Malaysian state energy firm Petronas said Monday net profit fell 34 percent in the third quarter and warned of challenging times ahead due to global economic uncertainty.
Profit at Malaysia's biggest company dipped to 15.6 billion ringgit ($5.2 billion) in the three months to December 31, compared to 23.7 billion in the corresponding period a year before.
Petronas attributed the drop to a higher base of comparison in the third quarter of 2010 due to one-off gains from the listing of two subsidiaries that amounted to 9.2 billion ringgit.
Petronas said cumulative profit for the nine months to December 31 was 10.6 percent higher than the same period a year earlier, reaching 55.6 billion ringgit due mainly to higher crude oil prices and sales.
Revenue for the period rose 26.9 percent to 222.80 billion ringgit.
But Petronas president and CEO Shamsul Azhar Abbas warned that this year and next would be tough due to uncertainties in crude oil prices on the back of Europe's economic woes and lower expected crude production.
"Europe is going into a recession. Demand from BRIC economies -- Brazil, Russia, India and China -- is going to be weak," he told reporters, adding that "geo-political tensions in the Middle East" were also clouding the outlook.

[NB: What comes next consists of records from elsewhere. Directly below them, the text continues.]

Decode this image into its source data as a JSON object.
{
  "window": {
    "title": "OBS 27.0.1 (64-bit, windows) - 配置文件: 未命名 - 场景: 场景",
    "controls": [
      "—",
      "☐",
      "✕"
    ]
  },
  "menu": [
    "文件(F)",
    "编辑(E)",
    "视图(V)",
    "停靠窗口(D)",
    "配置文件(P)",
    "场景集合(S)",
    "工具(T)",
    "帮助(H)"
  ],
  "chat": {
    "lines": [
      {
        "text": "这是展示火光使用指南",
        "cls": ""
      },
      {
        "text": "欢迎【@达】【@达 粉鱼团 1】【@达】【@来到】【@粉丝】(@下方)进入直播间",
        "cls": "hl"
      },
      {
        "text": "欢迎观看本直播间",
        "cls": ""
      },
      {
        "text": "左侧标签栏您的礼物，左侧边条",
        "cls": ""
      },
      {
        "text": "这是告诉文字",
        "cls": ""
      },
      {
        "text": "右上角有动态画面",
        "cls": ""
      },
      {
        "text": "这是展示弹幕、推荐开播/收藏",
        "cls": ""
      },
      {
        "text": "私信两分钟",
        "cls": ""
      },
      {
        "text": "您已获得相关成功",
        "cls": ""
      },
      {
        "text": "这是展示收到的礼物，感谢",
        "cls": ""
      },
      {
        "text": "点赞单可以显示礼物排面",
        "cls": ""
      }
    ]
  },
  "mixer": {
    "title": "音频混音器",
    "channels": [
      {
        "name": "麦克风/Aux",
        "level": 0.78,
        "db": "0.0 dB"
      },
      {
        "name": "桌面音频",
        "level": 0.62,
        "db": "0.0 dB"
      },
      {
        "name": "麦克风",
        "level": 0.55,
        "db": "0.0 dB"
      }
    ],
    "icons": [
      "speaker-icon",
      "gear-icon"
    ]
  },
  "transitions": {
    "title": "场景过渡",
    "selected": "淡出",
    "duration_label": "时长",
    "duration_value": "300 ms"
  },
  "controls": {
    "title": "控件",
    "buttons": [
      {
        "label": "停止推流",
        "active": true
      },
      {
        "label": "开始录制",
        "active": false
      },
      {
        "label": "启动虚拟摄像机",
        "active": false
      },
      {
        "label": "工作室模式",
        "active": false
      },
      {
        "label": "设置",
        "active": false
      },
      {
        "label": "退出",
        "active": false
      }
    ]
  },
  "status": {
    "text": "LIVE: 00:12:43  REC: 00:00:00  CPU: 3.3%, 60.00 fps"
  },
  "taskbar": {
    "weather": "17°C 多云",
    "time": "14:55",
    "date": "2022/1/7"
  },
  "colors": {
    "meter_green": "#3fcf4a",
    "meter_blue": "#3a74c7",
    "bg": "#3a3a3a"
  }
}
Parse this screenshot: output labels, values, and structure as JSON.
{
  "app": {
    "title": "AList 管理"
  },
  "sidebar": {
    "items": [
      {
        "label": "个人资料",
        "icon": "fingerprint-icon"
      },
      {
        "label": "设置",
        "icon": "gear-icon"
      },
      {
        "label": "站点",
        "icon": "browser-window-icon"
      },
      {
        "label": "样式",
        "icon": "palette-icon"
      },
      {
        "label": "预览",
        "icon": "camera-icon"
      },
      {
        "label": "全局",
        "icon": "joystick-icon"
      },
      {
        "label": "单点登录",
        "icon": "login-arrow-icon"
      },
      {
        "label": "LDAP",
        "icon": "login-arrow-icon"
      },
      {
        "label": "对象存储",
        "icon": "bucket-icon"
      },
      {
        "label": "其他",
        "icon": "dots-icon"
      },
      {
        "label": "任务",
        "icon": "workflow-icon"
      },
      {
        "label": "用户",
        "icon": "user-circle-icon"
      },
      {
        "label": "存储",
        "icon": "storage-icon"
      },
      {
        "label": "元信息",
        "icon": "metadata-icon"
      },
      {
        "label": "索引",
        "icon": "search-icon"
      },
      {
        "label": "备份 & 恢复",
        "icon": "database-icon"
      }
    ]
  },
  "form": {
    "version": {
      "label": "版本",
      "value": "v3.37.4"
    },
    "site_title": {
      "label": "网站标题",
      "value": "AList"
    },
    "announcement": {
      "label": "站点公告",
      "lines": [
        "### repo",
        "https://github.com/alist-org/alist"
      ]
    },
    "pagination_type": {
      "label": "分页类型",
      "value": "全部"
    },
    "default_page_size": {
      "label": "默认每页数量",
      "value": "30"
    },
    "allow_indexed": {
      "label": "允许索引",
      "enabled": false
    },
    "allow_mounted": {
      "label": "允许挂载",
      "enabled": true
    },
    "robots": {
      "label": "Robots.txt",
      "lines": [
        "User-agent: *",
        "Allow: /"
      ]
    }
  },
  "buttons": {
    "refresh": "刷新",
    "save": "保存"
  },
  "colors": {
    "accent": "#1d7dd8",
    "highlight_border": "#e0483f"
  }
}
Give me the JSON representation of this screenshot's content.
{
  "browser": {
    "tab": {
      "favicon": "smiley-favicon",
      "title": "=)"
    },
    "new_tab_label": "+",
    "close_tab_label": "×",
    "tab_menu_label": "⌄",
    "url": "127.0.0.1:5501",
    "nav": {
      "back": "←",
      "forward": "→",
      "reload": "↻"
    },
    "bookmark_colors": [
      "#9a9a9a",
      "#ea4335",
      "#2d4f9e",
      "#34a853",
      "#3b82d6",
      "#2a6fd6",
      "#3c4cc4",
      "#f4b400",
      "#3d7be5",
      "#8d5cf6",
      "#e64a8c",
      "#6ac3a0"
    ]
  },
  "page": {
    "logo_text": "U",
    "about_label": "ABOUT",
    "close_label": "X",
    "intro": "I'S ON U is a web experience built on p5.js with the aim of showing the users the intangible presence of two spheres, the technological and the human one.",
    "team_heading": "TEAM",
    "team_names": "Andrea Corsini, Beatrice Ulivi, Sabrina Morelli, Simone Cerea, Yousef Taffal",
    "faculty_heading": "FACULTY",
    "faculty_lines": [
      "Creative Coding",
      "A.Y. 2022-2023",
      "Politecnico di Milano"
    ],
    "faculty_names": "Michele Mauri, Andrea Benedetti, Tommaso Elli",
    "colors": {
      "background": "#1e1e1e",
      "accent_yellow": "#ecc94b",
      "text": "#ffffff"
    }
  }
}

The next two years would "not be as strong as we have seen last year as the current crude oil prices won't last long," he added.
Shamsul said crude oil prices were expected to hover at between $85 to $90 per barrel this year -- compared to around $110 currently -- before rebounding in 2014.
Shamsul said Petronas would continue to focus on domestic exploration in deepwater areas and on re-exploration in marginal fields as it faces depleting oil and gas reserves in the country.
Crude output was expected to be lower in 2012 due to depletion, he said.
"Our challenge is going to be in production," he said.
Petronas -- Malaysia's only Fortune 500 company -- contributes almost half of the country's budget revenues.
Although the recent quarter was the third of the fiscal year, Petronas has ended the financial year on December 31 as part of an adjustment that will see its new financial year start from January 1 from now on.